The Goff part of this whole thing adds an extra layer of complexity to the overrated/underrated Stafford conversation. When Goff’s Rams reached the Super Bowl, his numbers weren’t vastly different from Stafford’s current marks and he won more regular season games. Goff threw for 32 touchdowns, averaged 8.4 yards per attempt, ranked eighth in quarterback rating and was only a shade off Stafford’s current QBR. Goff’s offense ranked No. 2, Stafford’s No. 5 in scoring.

The rosters around the two QBs were pretty comparable. The 2018 Rams ranked seventh in pass blocking by PFF and No. 1 in receiving. The 2021 Rams rank No. 1 in pass blocking and ninth in receiving. Sean McVay was/is the guy pulling the strings. By Pro-Football Reference’s strength of schedule rating, the 2018 club had a slightly harder road.

We can’t perfectly pin down how much defense impacts a team’s quarterback but Goff’s Super Bowl team was 20th in points allowed, this group is 11th.

Think for a second about what happens if the Rams do not get better final results than they did with Goff. They will have traded a heap of draft capital to acquire Stafford and added additional talent on the team, including dealing a second-round pick for Von Miller, for a quarterback who didn’t take them any farther.

To the people who are tasked with stopping the Rams’ offense, however, things are different from the Goff days because of Stafford’s skill set. Defenses have reason to be more concerned about Stafford letting it rip and throwing the ball all over the yard against them than they did about Goff only hitting on the plays that were laid out perfectly for him.

“I'd probably say that it's more passes down the field and a lot less screens involved,” Peterson said. “It just seems like they are attacking more down the field now. It's more of a free offense is what it seems like now watching them on film and whenever I get to see them on TV. Those guys are very explosive.”

Interestingly enough, asking Stafford to do more because he’s more talented hasn’t always been the right idea. McVay has only dialed up play-action passes on 24.4% of Stafford’s passes (21st in the NFL) yet the veteran QB has a 117.9 rating on such throws (third best). Last year Goff had the fourth highest play-action percentage at 34.0%. Treating Stafford a little more Goff-ian might have helped during his cold streak.

There are always so many moving parts when it comes to evaluating a quarterback that everyone, including every single NFL team, struggles to pin down exactly how good quarterbacks actually are and what they need to win.
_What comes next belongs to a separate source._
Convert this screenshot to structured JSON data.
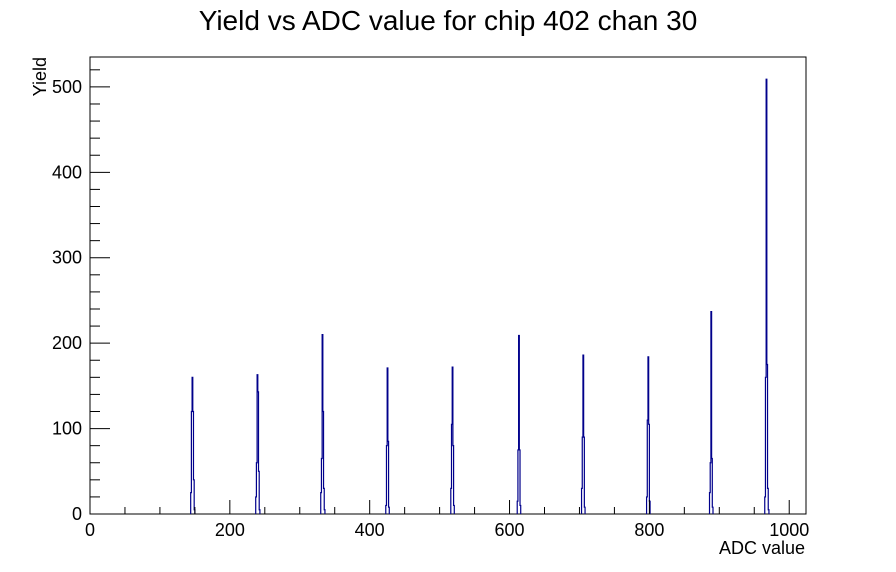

There’s supporting cast, chemistry, consistency, scheme, coaching, injuries, opponents, outside pressure and total randomness.

The obvious cases aren’t tough. We know that if Trevor Lawrence played for the Patriots, he’d be having a much better time than with kicker-kicker Urban Meyer as his head coach. We know that Patrick Mahomes on almost any team would make them way better than they are. The cases in the middle i.e. the Ryan Tannehills, Kirk Cousinses and Derek Carrs are much more fuzzy.

The Rams went all-in with hopes that a player who has generally been considered in the same tier as that group would take them to the next level. In a way, they went all-in on the idea that a huge sample size of play in Detroit didn’t mean much. Now we sit in late December wondering if some of those good-not-great years with the Lions weren’t just because of the franchise’s ineptitude.

That can all change in the coming weeks if Stafford blows out the Vikings and steamrolls through the playoffs.

It wouldn’t be the NFL if the narrative of a quarterback’s entire career didn’t rest on a few games, right?